Bulletin RVL n° 026 - mars 1977


Édito : 


DÉMOCRATIE MUNICIPALE ET RESTAURATION IMMOBILIÈRE

En cette période électorale, il est hon de rappeler qu'en France le pouvoir des Citoyens, s’exerce le temps d'un scrutin, une fois tous les 6 ans. En Suisse, il en va autrement.

Vous le démontrer, sans entrer dans le domaine de la politique, nous avons étudié à votre intention le très long rapport sur le Centre Historique d'YVERDON {Suisse), établi à la demande de la municipalité par l’École Polytechnique Fédérale de Lausanne et par l'Institut de Recherche sur l'Environnement construit.

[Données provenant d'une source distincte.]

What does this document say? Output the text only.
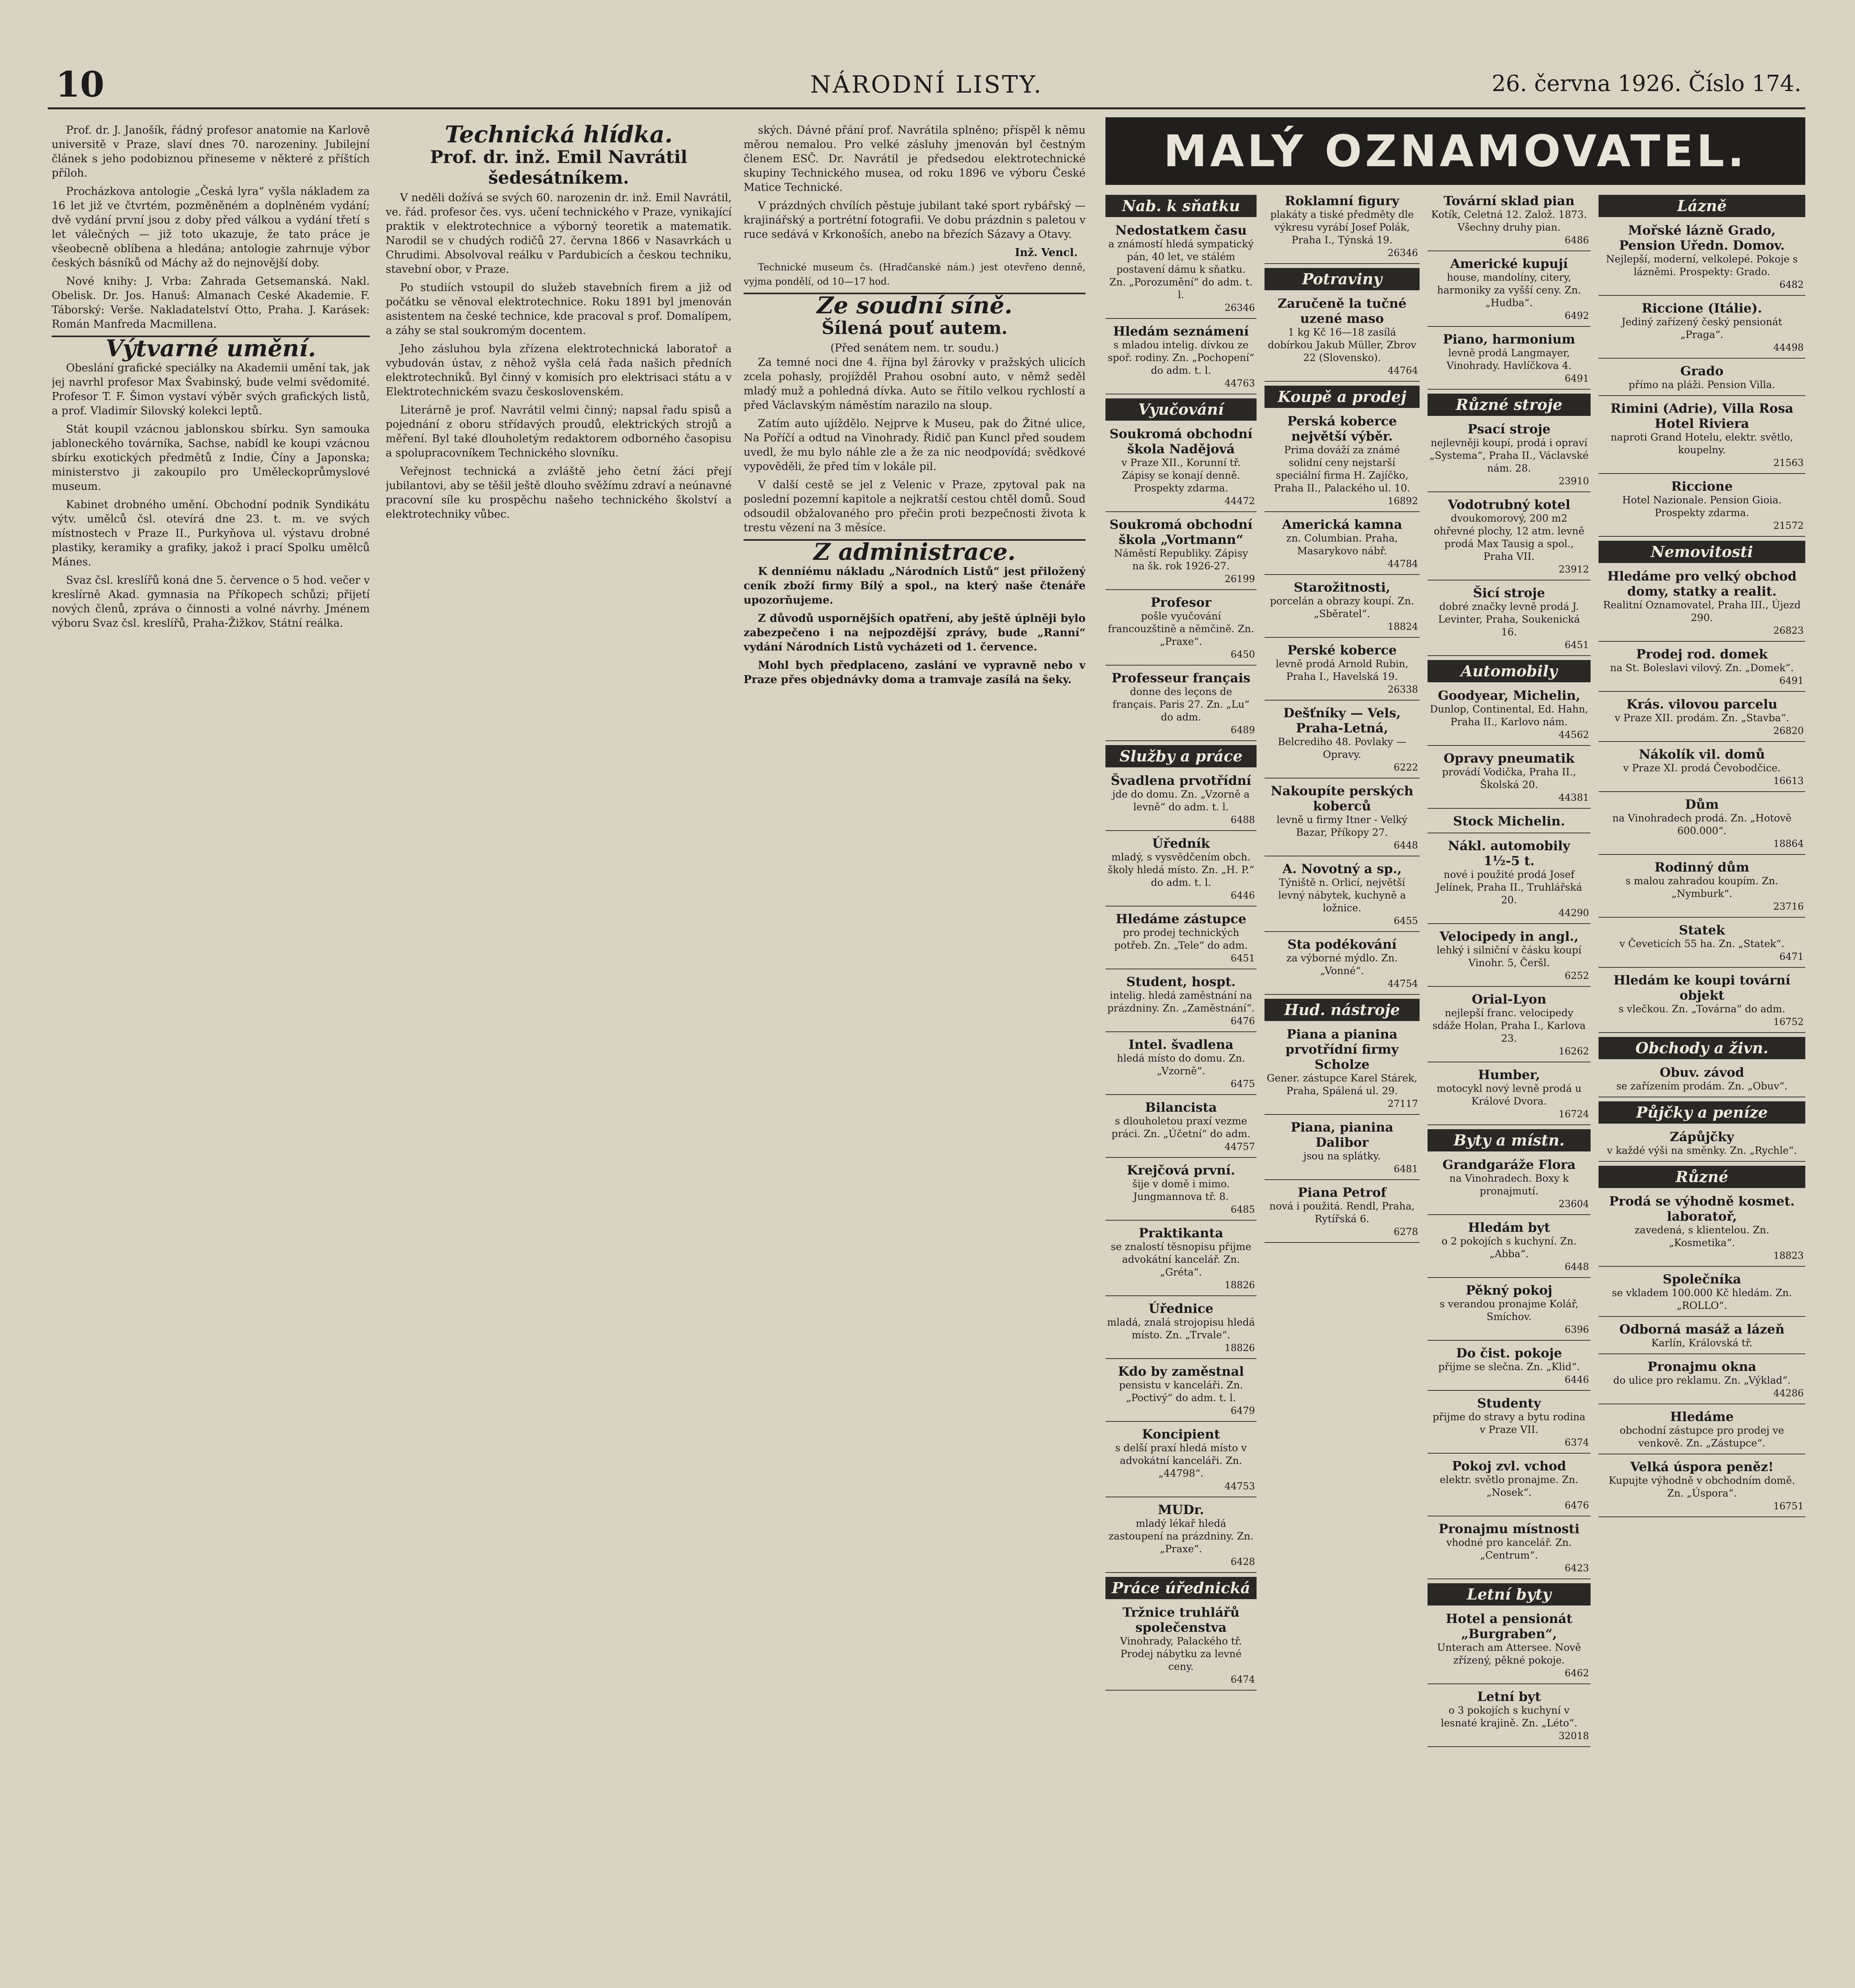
10	NÁRODNÍ LISTY.	26. června 1926. Číslo 174.

Prof. dr. J. Janošík, řádný profesor anatomie na Karlově universitě v Praze, slaví dnes 70. narozeniny. Jubilejní článek s jeho podobiznou přineseme v některé z příštích příloh.

Procházkova antologie „Česká lyra“ vyšla nákladem za 16 let již ve čtvrtém, pozměněném a doplněném vydání; dvě vydání první jsou z doby před válkou a vydání třetí s let válečných — již toto ukazuje, že tato práce je všeobecně oblíbena a hledána; antologie zahrnuje výbor českých básníků od Máchy až do nejnovější doby.

Nové knihy: J. Vrba: Zahrada Getsemanská. Nakl. Obelisk. Dr. Jos. Hanuš: Almanach Ceské Akademie. F. Táborský: Verše. Nakladatelství Otto, Praha. J. Karásek: Román Manfreda Macmillena.

Výtvarné umění.

Obeslání grafické speciálky na Akademii umění tak, jak jej navrhl profesor Max Švabinský, bude velmi svědomité. Profesor T. F. Šimon vystaví výběr svých grafických listů, a prof. Vladimír Silovský kolekci leptů.

Stát koupil vzácnou jablonskou sbírku. Syn samouka jabloneckého továrníka, Sachse, nabídl ke koupi vzácnou sbírku exotických předmětů z Indie, Číny a Japonska; ministerstvo ji zakoupilo pro Uměleckoprůmyslové museum.

Kabinet drobného umění. Obchodní podnik Syndikátu výtv. umělců čsl. otevírá dne 23. t. m. ve svých místnostech v Praze II., Purkyňova ul. výstavu drobné plastiky, keramiky a grafiky, jakož i prací Spolku umělců Mánes.

Svaz čsl. kreslířů koná dne 5. července o 5 hod. večer v kreslírně Akad. gymnasia na Příkopech schůzi; přijetí nových členů, zpráva o činnosti a volné návrhy. Jménem výboru Svaz čsl. kreslířů, Praha-Žižkov, Státní reálka.

Technická hlídka.
Prof. dr. inž. Emil Navrátil šedesátníkem.

V neděli dožívá se svých 60. narozenin dr. inž. Emil Navrátil, ve. řád. profesor čes. vys. učení technického v Praze, vynikající praktik v elektrotechnice a výborný teoretik a matematik. Narodil se v chudých rodičů 27. června 1866 v Nasavrkách u Chrudimi. Absolvoval reálku v Pardubicích a českou techniku, stavební obor, v Praze.

Po studiích vstoupil do služeb stavebních firem a již od počátku se věnoval elektrotechnice. Roku 1891 byl jmenován asistentem na české technice, kde pracoval s prof. Domalípem, a záhy se stal soukromým docentem.

Jeho zásluhou byla zřízena elektrotechnická laboratoř a vybudován ústav, z něhož vyšla celá řada našich předních elektrotechniků. Byl činný v komisích pro elektrisaci státu a v Elektrotechnickém svazu československém.

Literárně je prof. Navrátil velmi činný; napsal řadu spisů a pojednání z oboru střídavých proudů, elektrických strojů a měření. Byl také dlouholetým redaktorem odborného časopisu a spolupracovníkem Technického slovníku.

Veřejnost technická a zvláště jeho četní žáci přejí jubilantovi, aby se těšil ještě dlouho svěžímu zdraví a neúnavné pracovní síle ku prospěchu našeho technického školství a elektrotechniky vůbec.

ských. Dávné přání prof. Navrátila splněno; příspěl k němu měrou nemalou. Pro velké zásluhy jmenován byl čestným členem ESČ. Dr. Navrátil je předsedou elektrotechnické skupiny Technického musea, od roku 1896 ve výboru České Matice Technické.

V prázdných chvílích pěstuje jubilant také sport rybářský — krajinářský a portrétní fotografii. Ve dobu prázdnin s paletou v ruce sedává v Krkonoších, anebo na březích Sázavy a Otavy.

Inž. Vencl.

Technické museum čs. (Hradčanské nám.) jest otevřeno denně, vyjma pondělí, od 10—17 hod.

Ze soudní síně.
Šílená pouť autem.
(Před senátem nem. tr. soudu.)

Za temné noci dne 4. října byl žárovky v pražských ulicích zcela pohasly, projížděl Prahou osobní auto, v němž seděl mladý muž a pohledná dívka. Auto se řítilo velkou rychlostí a před Václavským náměstím narazilo na sloup.

Zatím auto ujíždělo. Nejprve k Museu, pak do Žitné ulice, Na Poříčí a odtud na Vinohrady. Řidič pan Kuncl před soudem uvedl, že mu bylo náhle zle a že za nic neodpovídá; svědkové vypověděli, že před tím v lokále pil.

V další cestě se jel z Velenic v Praze, zpytoval pak na poslední pozemní kapitole a nejkratší cestou chtěl domů. Soud odsoudil obžalovaného pro přečin proti bezpečnosti života k trestu vězení na 3 měsíce.

Z administrace.

K denníému nákladu „Národních Listů“ jest přiložený ceník zboží firmy Bílý a spol., na který naše čtenáře upozorňujeme.

Z důvodů uspornějších opatření, aby ještě úplněji bylo zabezpečeno i na nejpozdější zprávy, bude „Ranní“ vydání Národních Listů vycházeti od 1. července.

Mohl bych předplaceno, zaslání ve vypravně nebo v Praze přes objednávky doma a tramvaje zasílá na šeky.

MALÝ OZNAMOVATEL.
Nab. k sňatku
Nedostatkem času
a známostí hledá sympatický pán, 40 let, ve stálém postavení dámu k sňatku. Zn. „Porozumění“ do adm. t. l.
26346
Hledám seznámení
s mladou intelig. dívkou ze spoř. rodiny. Zn. „Pochopení“ do adm. t. l.
44763
Vyučování
Soukromá obchodní škola Nadějová
v Praze XII., Korunní tř. Zápisy se konají denně. Prospekty zdarma.
44472
Soukromá obchodní škola „Vortmann“
Náměstí Republiky. Zápisy na šk. rok 1926-27.
26199
Profesor
pošle vyučování francouzštině a němčině. Zn. „Praxe“.
6450
Professeur français
donne des leçons de français. Paris 27. Zn. „Lu“ do adm.
6489
Služby a práce
Švadlena prvotřídní
jde do domu. Zn. „Vzorně a levně“ do adm. t. l.
6488
Úředník
mladý, s vysvědčením obch. školy hledá místo. Zn. „H. P.“ do adm. t. l.
6446
Hledáme zástupce
pro prodej technických potřeb. Zn. „Tele“ do adm.
6451
Student, hospt.
intelig. hledá zaměstnání na prázdniny. Zn. „Zaměstnání“.
6476
Intel. švadlena
hledá místo do domu. Zn. „Vzorně“.
6475
Bilancista
s dlouholetou praxí vezme práci. Zn. „Účetní“ do adm.
44757
Krejčová první.
šije v domě i mimo. Jungmannova tř. 8.
6485
Praktikanta
se znalostí těsnopisu přijme advokátní kancelář. Zn. „Gréta“.
18826
Úřednice
mladá, znalá strojopisu hledá místo. Zn. „Trvale“.
18826
Kdo by zaměstnal
pensistu v kanceláři. Zn. „Poctivý“ do adm. t. l.
6479
Koncipient
s delší praxí hledá místo v advokátní kanceláři. Zn. „44798“.
44753
MUDr.
mladý lékař hledá zastoupení na prázdniny. Zn. „Praxe“.
6428
Práce úřednická
Tržnice truhlářů společenstva
Vinohrady, Palackého tř. Prodej nábytku za levné ceny.
6474
Roklamní figury
plakáty a tiské předměty dle výkresu vyrábí Josef Polák, Praha I., Týnská 19.
26346
Potraviny
Zaručeně la tučné uzené maso
1 kg Kč 16—18 zasílá dobírkou Jakub Müller, Zbrov 22 (Slovensko).
44764
Koupě a prodej
Perská koberce největší výběr.
Prima dováží za známé solidní ceny nejstarší speciální firma H. Zajíčko, Praha II., Palackého ul. 10.
16892
Americká kamna
zn. Columbian. Praha, Masarykovo nábř.
44784
Starožitnosti,
porcelán a obrazy koupí. Zn. „Sběratel“.
18824
Perské koberce
levně prodá Arnold Rubin, Praha I., Havelská 19.
26338
Dešťníky — Vels, Praha-Letná,
Belcrediho 48. Povlaky — Opravy.
6222
Nakoupíte perských koberců
levně u firmy Itner - Velký Bazar, Příkopy 27.
6448
A. Novotný a sp.,
Týniště n. Orlicí, největší levný nábytek, kuchyně a ložnice.
6455
Sta podékování
za výborné mýdlo. Zn. „Vonné“.
44754
Hud. nástroje
Piana a pianina prvotřídní firmy Scholze
Gener. zástupce Karel Stárek, Praha, Spálená ul. 29.
27117
Piana, pianina Dalibor
jsou na splátky.
6481
Piana Petrof
nová i použitá. Rendl, Praha, Rytířská 6.
6278
Tovární sklad pian
Kotík, Celetná 12. Založ. 1873. Všechny druhy pian.
6486
Americké kupují
house, mandolíny, citery, harmoniky za vyšší ceny. Zn. „Hudba“.
6492
Piano, harmonium
levně prodá Langmayer, Vinohrady. Havlíčkova 4.
6491
Různé stroje
Psací stroje
nejlevněji koupí, prodá i opraví „Systema“, Praha II., Václavské nám. 28.
23910
Vodotrubný kotel
dvoukomorový, 200 m2 ohřevné plochy, 12 atm. levně prodá Max Tausig a spol., Praha VII.
23912
Šicí stroje
dobré značky levně prodá J. Levinter, Praha, Soukenická 16.
6451
Automobily
Goodyear, Michelin,
Dunlop, Continental, Ed. Hahn, Praha II., Karlovo nám.
44562
Opravy pneumatik
provádí Vodička, Praha II., Školská 20.
44381
Stock Michelin.
Nákl. automobily 1½-5 t.
nové i použité prodá Josef Jelínek, Praha II., Truhlářská 20.
44290
Velocipedy in angl.,
lehký i silniční v čásku koupí Vinohr. 5, Čeršl.
6252
Orial-Lyon
nejlepší franc. velocipedy sdáže Holan, Praha I., Karlova 23.
16262
Humber,
motocykl nový levně prodá u Králové Dvora.
16724
Byty a místn.
Grandgaráže Flora
na Vinohradech. Boxy k pronajmutí.
23604
Hledám byt
o 2 pokojích s kuchyní. Zn. „Abba“.
6448
Pěkný pokoj
s verandou pronajme Kolář, Smíchov.
6396
Do čist. pokoje
přijme se slečna. Zn. „Klid“.
6446
Studenty
přijme do stravy a bytu rodina v Praze VII.
6374
Pokoj zvl. vchod
elektr. světlo pronajme. Zn. „Nosek“.
6476
Pronajmu místnosti
vhodné pro kancelář. Zn. „Centrum“.
6423
Letní byty
Hotel a pensionát „Burgraben“,
Unterach am Attersee. Nově zřízený, pěkné pokoje.
6462
Letní byt
o 3 pokojích s kuchyní v lesnaté krajině. Zn. „Léto“.
32018
Lázně
Mořské lázně Grado, Pension Uředn. Domov.
Nejlepší, moderní, velkolepé. Pokoje s lázněmi. Prospekty: Grado.
6482
Riccione (Itálie).
Jediný zařízený český pensionát „Praga“.
44498
Grado
přímo na pláži. Pension Villa.
Rimini (Adrie), Villa Rosa Hotel Riviera
naproti Grand Hotelu, elektr. světlo, koupelny.
21563
Riccione
Hotel Nazionale. Pension Gioia. Prospekty zdarma.
21572
Nemovitosti
Hledáme pro velký obchod domy, statky a realit.
Realitní Oznamovatel, Praha III., Újezd 290.
26823
Prodej rod. domek
na St. Boleslavi vilový. Zn. „Domek“.
6491
Krás. vilovou parcelu
v Praze XII. prodám. Zn. „Stavba“.
26820
Nákolík vil. domů
v Praze XI. prodá Čevobodčice.
16613
Dům
na Vinohradech prodá. Zn. „Hotově 600.000“.
18864
Rodinný dům
s malou zahradou koupím. Zn. „Nymburk“.
23716
Statek
v Čeveticích 55 ha. Zn. „Statek“.
6471
Hledám ke koupi tovární objekt
s vlečkou. Zn. „Továrna“ do adm.
16752
Obchody a živn.
Obuv. závod
se zařízením prodám. Zn. „Obuv“.
Půjčky a peníze
Zápůjčky
v každé výši na směnky. Zn. „Rychle“.
Různé
Prodá se výhodně kosmet. laboratoř,
zavedená, s klientelou. Zn. „Kosmetika“.
18823
Společníka
se vkladem 100.000 Kč hledám. Zn. „ROLLO“.
Odborná masáž a lázeň
Karlín, Královská tř.
Pronajmu okna
do ulice pro reklamu. Zn. „Výklad“.
44286
Hledáme
obchodní zástupce pro prodej ve venkově. Zn. „Zástupce“.
Velká úspora peněz!
Kupujte výhodně v obchodním domě. Zn. „Úspora“.
16751
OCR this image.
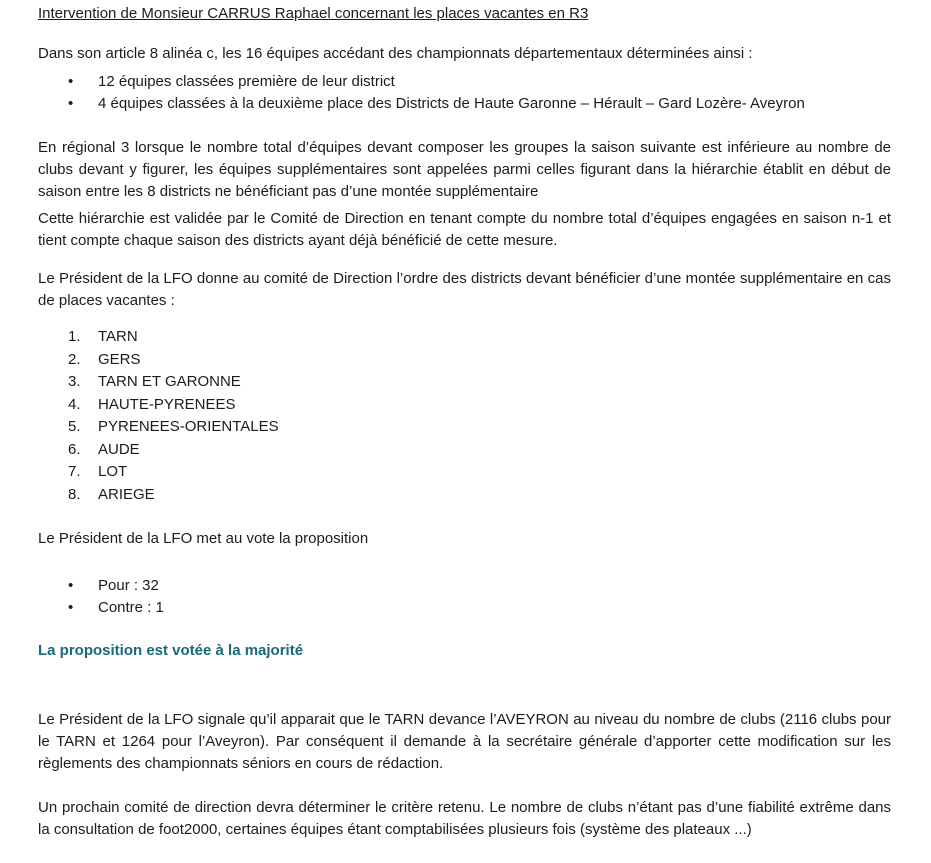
Intervention de Monsieur CARRUS Raphael concernant les places vacantes en R3

Dans son article 8 alinéa c, les 16 équipes accédant des championnats départementaux déterminées ainsi :

•	12 équipes classées première de leur district
•	4 équipes classées à la deuxième place des Districts de Haute Garonne – Hérault – Gard Lozère- Aveyron

En régional 3 lorsque le nombre total d’équipes devant composer les groupes la saison suivante est inférieure au nombre de clubs devant y figurer, les équipes supplémentaires sont appelées parmi celles figurant dans la hiérarchie établit en début de saison entre les 8 districts ne bénéficiant pas d’une montée supplémentaire

Cette hiérarchie est validée par le Comité de Direction en tenant compte du nombre total d’équipes engagées en saison n-1 et tient compte chaque saison des districts ayant déjà bénéficié de cette mesure.

Le Président de la LFO donne au comité de Direction l’ordre des districts devant bénéficier d’une montée supplémentaire en cas de places vacantes :

1.	TARN
2.	GERS
3.	TARN ET GARONNE
4.	HAUTE-PYRENEES
5.	PYRENEES-ORIENTALES
6.	AUDE
7.	LOT
8.	ARIEGE

Le Président de la LFO met au vote la proposition

•	Pour : 32
•	Contre : 1

La proposition est votée à la majorité

Le Président de la LFO signale qu’il apparait que le TARN devance l’AVEYRON au niveau du nombre de clubs (2116 clubs pour le TARN et 1264 pour l’Aveyron). Par conséquent il demande à la secrétaire générale d’apporter cette modification sur les règlements des championnats séniors en cours de rédaction.

Un prochain comité de direction devra déterminer le critère retenu. Le nombre de clubs n’étant pas d’une fiabilité extrême dans la consultation de foot2000, certaines équipes étant comptabilisées plusieurs fois (système des plateaux ...)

Dans ce rapport, après l’analyse de la structure sociologique de la population, la description du bâti et l’étude du Centre en tant que cadre de vie, on trouve un certain nombre d’inressantes constatations que nous vous livrons en vrac :

"Pour la majorité des constructions authentiques des Centres Urbains historiques, chaque immeuble nécessitant une intervention peut être considéré comme un cas unique, car si l’on considère l’âge moyen de ces bâtiments, entre 100 et 200 ans, on comprend que les interventions qui se sont succédées n’ont pu que rarement coïncider dans le temps. " (1)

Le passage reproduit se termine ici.